Mit ihren schwarzen Knopfaugen, ihrem buschigem Schwanz und den quirligen Bewegungen gehören Eichhörnchen zu den putzigsten Tieren. Doch im Mittelalter waren diese flauschigen Wesen Überträger einer der gefürchtetsten Krankheiten – Lepra.
Verfärbte Hautflecken, verformte Nasen, verwachsene Geschwüre: Lepra kann zu schwerwiegenden Symptomen führen. Das hauptsächlich für die Infektionskrankheit verantwortliche Bakterium namens Mycobacterium leprae hat auch in Europa eine lange Schreckensgeschichte.
Lepra ist eine der ältesten Krankheiten in der Geschichte der Menschheit. Die frühesten Lepra-Funde sind über zehn Millionen Jahre alt. Trotz aller Ausrottungsversuche ist die chronische Infektionskrankheit auch heute noch in Asien, Afrika und Südamerika weit verbreitet. Jährlich infizieren sich rund 200 000 Menschen mit Lepra. Dabei werden Haut und Schleimhäute sowie Nervenzellen zerstört.
Zoonotische Infektionskrankheit
Forscher um Verena Schünemann von Universität Basel und Christian Urban von der Universität Zürich konnten jetzt mithilfe archäologischer Funde das rote Eichhörnchen (Sciurus vulgaris) als wichtigen Wirt für Mycobacterium leprae im mittelalterlichen England nachweisen. Eichhörnchen sind damit die ältesten bekannten Wirte dieser zoonotischen Infektionskrankheit.

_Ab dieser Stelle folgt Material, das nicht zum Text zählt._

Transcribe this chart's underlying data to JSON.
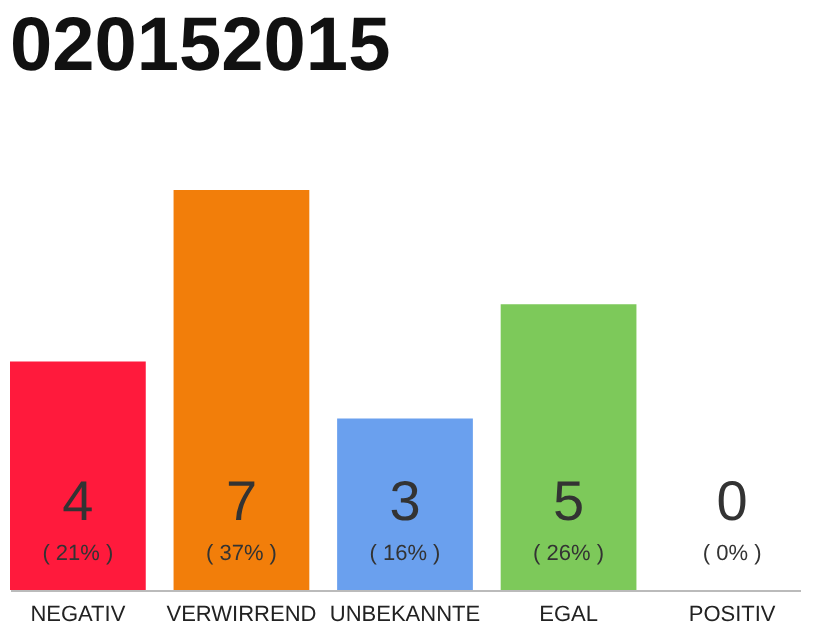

Die Forscher stellten fest, dass die Lepra-Bakterien der mittelalterlichen Eichhörnchen sehr nah verwandt waren mit Lepra-Bakterien, welche aus mittelalterlichen menschlichen Skeletten aus derselben Region isoliert wurden. Die Ergebnisse sind im Fachmagazin „Current Biology“ veröffentlicht.
Wer war der Erst-Überträger: Eichhörnchen oder Mensch?
Als potenzielle Krankheitsüberträger der Lepra wurden Eichhörnchen oder andere Tiere bislang kaum betrachtet, obwohl bekannt ist, dass die Bakterien auch Gürteltiere oder Schimpansen befallen können.
„Diese Ähnlichkeit zeigt uns, dass es wahrscheinlich einen Austausch der Bakterien zwischen Tier und Mensch zu dieser Zeit gab“, erläutert Verena Schünemann. Allerdings sei nicht ganz, auf welchem Weg dieser Austausch stattgefunden hat. „Wir wissen nicht, ob die Eichhörnchen die Menschen ansteckten oder ob Menschen die Erkrankung zu den Tieren brachten.“
Berührungspunkte gab es im Mittelalter genug: Zum einen durch den Pelzhandel, der insbesondere durch die Königshäuser florierte. So wurden im 11. und 12. Jahrhundert unter anderem Mäntel aus dem Fell der Nagetiere hergestellt. Zum anderen wurden Eichhörnchen als Haustiere etwa in Nonnenklöstern gehalten.
Gen-Analyse aus 20 Milligramm DNA
Den Schwerpunkt der Untersuchung bildete die Stadt Winchester im Süden Englands. Dort gibt es dank einiger archäologischer Fundstätten genügend Material für die Gen-Analysen. Die menschlichen Überreste stammen aus einem Leprosarium – also einer Pflegeeinrichtung speziell für Leprakranke.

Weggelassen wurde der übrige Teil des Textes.